I went to high school a decade after Tao, so attitudes to sex had evolved a bit, although there was still repression. Couples kissed openly at the school gates, but I was repeatedly advised to remain a virgin until marriage. My reaction was to rebel. I didn’t want sex to be some shameful secret, I wanted it to be casual. I discovered that having sex with someone could be as pleasurable and uncomplicated as having a meal with them.

When I started dating Tao, I was constantly suggesting different sex moves and locations we could try. Tao wasn’t used to talking about sex, and his fantasies tended to be quite safe. Once, when I suggested doing it in the car, Tao started worrying about how we would run up drapes to blackout the car windows. I had to explain that the whole point of doing it in a car is the fact that you might get caught.

But in other ways, Tao gave me a sexual education. I had experienced a lot of sex but very little real intimacy. I sometimes rushed into the mechanical act of it, because that felt less risky than attempting real connection. Tao wasn’t that technically skilled, but he had no problem communicating how much he cared for me. I was struck by how gently he held me; he wasn’t afraid of being vulnerable.

Callout

Recently, I trained as a massage practitioner, which has lengthened and intensified our sex sessions.
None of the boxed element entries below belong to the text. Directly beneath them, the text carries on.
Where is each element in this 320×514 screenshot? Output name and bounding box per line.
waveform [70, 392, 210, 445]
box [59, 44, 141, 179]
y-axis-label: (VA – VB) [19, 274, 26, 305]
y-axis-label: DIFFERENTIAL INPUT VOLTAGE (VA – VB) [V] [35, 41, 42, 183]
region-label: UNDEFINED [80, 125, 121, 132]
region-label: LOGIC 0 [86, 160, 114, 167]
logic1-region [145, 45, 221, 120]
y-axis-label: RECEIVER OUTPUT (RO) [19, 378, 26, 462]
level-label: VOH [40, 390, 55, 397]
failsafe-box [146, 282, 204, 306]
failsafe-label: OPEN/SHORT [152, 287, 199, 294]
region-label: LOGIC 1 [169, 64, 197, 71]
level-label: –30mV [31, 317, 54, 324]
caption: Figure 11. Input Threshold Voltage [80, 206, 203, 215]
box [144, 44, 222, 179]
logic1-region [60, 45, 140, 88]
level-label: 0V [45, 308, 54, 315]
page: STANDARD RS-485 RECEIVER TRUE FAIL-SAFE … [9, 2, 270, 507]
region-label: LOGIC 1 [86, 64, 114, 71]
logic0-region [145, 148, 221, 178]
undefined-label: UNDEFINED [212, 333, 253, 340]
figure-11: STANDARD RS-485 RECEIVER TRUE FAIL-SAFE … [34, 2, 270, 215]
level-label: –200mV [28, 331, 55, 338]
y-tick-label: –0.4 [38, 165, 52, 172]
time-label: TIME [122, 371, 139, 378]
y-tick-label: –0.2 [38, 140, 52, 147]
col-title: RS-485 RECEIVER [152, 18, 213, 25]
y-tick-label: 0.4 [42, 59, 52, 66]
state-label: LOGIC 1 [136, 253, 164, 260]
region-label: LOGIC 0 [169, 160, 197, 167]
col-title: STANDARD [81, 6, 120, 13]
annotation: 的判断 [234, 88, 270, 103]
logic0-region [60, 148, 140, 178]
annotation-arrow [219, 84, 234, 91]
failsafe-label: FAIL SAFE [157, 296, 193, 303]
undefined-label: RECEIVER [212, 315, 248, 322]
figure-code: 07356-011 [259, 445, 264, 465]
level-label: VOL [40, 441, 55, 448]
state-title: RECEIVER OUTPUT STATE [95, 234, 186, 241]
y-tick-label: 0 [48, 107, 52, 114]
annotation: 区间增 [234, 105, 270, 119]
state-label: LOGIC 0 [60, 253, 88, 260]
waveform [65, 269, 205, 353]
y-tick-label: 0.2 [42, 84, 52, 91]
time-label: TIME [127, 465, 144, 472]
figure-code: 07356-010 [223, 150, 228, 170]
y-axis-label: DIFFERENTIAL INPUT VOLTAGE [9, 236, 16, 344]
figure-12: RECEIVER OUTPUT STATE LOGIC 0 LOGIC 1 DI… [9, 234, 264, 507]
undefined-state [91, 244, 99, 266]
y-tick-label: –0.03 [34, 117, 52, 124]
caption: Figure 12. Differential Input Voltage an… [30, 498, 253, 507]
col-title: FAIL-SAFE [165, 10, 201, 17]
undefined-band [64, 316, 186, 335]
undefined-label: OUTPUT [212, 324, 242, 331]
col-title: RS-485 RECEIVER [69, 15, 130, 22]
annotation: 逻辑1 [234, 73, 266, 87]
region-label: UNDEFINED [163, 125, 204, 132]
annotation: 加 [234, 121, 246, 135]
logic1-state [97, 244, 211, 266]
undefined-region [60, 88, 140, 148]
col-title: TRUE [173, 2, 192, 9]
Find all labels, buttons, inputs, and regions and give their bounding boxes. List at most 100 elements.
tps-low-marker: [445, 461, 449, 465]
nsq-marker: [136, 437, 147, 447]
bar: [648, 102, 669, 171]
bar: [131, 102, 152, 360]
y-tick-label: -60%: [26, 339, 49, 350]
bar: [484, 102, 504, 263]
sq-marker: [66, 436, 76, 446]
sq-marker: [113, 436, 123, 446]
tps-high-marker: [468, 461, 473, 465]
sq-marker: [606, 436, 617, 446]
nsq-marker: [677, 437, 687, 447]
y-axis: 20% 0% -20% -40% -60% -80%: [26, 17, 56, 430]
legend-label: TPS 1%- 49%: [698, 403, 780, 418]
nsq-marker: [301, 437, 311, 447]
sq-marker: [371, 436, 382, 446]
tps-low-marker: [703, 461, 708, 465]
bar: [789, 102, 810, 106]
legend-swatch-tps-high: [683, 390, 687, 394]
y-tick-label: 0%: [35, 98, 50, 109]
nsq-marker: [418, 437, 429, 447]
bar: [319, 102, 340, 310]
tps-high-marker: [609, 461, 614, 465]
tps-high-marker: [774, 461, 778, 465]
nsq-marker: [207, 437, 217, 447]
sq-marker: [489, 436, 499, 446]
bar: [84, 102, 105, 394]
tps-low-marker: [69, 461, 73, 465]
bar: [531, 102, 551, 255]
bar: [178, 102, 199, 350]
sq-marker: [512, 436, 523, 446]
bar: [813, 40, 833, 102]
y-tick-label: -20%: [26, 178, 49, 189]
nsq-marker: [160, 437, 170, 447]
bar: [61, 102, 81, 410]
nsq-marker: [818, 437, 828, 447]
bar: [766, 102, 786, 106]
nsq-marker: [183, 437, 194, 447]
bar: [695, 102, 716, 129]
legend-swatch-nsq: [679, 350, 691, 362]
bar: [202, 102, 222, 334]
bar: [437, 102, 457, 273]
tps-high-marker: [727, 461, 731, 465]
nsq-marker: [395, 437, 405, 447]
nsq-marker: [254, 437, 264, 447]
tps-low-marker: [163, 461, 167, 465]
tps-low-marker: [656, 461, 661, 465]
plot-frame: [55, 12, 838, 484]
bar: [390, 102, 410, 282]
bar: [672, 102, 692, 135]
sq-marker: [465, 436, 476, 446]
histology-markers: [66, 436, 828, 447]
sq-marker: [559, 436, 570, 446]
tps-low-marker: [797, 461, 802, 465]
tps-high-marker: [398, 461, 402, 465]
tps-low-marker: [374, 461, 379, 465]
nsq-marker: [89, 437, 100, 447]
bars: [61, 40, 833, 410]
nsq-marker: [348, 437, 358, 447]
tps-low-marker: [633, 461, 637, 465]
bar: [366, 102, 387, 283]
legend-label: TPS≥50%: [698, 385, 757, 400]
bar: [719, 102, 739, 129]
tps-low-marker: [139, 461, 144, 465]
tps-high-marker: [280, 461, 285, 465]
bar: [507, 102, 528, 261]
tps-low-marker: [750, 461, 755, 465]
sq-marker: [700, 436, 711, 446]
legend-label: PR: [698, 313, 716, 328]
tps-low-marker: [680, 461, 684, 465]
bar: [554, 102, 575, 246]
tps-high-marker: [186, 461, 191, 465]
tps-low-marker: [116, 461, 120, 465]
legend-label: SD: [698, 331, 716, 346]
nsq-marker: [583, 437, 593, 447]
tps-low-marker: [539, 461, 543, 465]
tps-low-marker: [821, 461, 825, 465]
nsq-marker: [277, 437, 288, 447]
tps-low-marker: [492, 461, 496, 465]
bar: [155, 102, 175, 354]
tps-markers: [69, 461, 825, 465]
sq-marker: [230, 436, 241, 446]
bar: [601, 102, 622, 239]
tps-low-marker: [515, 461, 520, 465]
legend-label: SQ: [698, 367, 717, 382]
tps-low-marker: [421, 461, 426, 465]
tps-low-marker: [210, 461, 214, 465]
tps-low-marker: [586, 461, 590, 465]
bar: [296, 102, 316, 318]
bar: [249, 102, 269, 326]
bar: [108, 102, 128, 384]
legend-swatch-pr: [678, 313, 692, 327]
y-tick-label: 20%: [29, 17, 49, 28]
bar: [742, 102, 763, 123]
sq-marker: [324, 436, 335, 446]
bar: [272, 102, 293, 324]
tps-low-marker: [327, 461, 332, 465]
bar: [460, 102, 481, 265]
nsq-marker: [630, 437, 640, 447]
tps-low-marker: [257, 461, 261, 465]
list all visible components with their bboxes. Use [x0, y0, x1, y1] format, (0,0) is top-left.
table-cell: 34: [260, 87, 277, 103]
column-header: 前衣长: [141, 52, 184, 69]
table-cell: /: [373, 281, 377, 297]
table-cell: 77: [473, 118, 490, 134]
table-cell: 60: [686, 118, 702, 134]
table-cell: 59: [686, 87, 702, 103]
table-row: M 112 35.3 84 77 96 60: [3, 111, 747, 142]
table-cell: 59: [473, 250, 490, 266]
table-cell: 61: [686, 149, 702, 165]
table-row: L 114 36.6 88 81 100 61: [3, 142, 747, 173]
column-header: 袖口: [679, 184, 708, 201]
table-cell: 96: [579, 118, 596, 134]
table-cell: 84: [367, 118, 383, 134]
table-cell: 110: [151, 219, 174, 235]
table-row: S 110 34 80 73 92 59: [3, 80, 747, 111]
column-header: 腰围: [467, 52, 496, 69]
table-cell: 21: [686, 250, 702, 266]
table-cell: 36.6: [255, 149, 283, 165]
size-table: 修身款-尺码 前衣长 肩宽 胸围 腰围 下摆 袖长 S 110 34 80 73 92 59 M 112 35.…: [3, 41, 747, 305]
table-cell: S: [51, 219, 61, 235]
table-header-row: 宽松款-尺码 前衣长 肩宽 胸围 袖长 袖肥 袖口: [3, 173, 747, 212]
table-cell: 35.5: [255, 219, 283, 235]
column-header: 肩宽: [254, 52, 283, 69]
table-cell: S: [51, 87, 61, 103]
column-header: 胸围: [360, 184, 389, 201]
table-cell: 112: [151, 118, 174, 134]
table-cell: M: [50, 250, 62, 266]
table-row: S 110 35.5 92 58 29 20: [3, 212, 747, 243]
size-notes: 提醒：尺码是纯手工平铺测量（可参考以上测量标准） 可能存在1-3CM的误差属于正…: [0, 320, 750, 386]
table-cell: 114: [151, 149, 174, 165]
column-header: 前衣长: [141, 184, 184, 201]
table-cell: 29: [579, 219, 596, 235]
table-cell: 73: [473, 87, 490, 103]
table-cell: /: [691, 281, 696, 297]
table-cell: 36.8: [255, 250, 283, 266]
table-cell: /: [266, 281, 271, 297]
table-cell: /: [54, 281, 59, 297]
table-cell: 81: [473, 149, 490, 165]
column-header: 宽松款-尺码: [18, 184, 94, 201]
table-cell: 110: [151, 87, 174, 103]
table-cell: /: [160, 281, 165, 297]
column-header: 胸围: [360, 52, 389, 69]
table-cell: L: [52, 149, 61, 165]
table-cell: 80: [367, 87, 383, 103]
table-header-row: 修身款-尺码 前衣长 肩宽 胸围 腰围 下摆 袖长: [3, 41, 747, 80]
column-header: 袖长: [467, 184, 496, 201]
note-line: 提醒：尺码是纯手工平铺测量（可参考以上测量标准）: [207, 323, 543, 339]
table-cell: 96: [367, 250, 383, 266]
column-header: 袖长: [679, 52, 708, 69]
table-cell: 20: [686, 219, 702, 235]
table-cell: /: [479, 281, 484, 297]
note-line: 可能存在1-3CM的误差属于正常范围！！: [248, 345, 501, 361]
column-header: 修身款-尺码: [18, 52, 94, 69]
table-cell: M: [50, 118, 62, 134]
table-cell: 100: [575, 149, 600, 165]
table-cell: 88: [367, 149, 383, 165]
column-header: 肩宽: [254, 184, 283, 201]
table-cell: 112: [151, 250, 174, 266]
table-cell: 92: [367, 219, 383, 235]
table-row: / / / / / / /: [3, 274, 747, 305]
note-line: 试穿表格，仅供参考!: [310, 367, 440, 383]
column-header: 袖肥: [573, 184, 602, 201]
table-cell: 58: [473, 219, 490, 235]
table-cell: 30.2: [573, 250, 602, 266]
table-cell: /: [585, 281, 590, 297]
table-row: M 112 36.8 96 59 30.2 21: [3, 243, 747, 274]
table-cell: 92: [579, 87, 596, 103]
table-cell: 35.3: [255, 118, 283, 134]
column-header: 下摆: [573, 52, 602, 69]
I start by touching Tao’s hips and thighs with a slow, firm hand. Then I kiss him on the mouth. After years together, you get out of the habit of making out, and you can say so much with a kiss. Often I’ll lay my whole body on top of Tao’s, so he feels my full weight on him. He’s skinnier than I am, so sometimes I squash him a bit, but weight is reassuring. I used to try to inject a sense of danger into our sex life, but I’ve learned that Tao prefers to feel safe in bed.

Tao and I don’t talk about sex outside the bedroom. That’s a deliberate choice. I used to think the silence around sex in Chinese culture was symptomatic of repression, but I’ve come to realise that perhaps we hide sex in the shadows for other reasons: because we know that silence heightens pleasure. The most explicit language I will ever use with Tao is to say: “We have something very important to do tonight.” The secrecy is an aphrodisiac.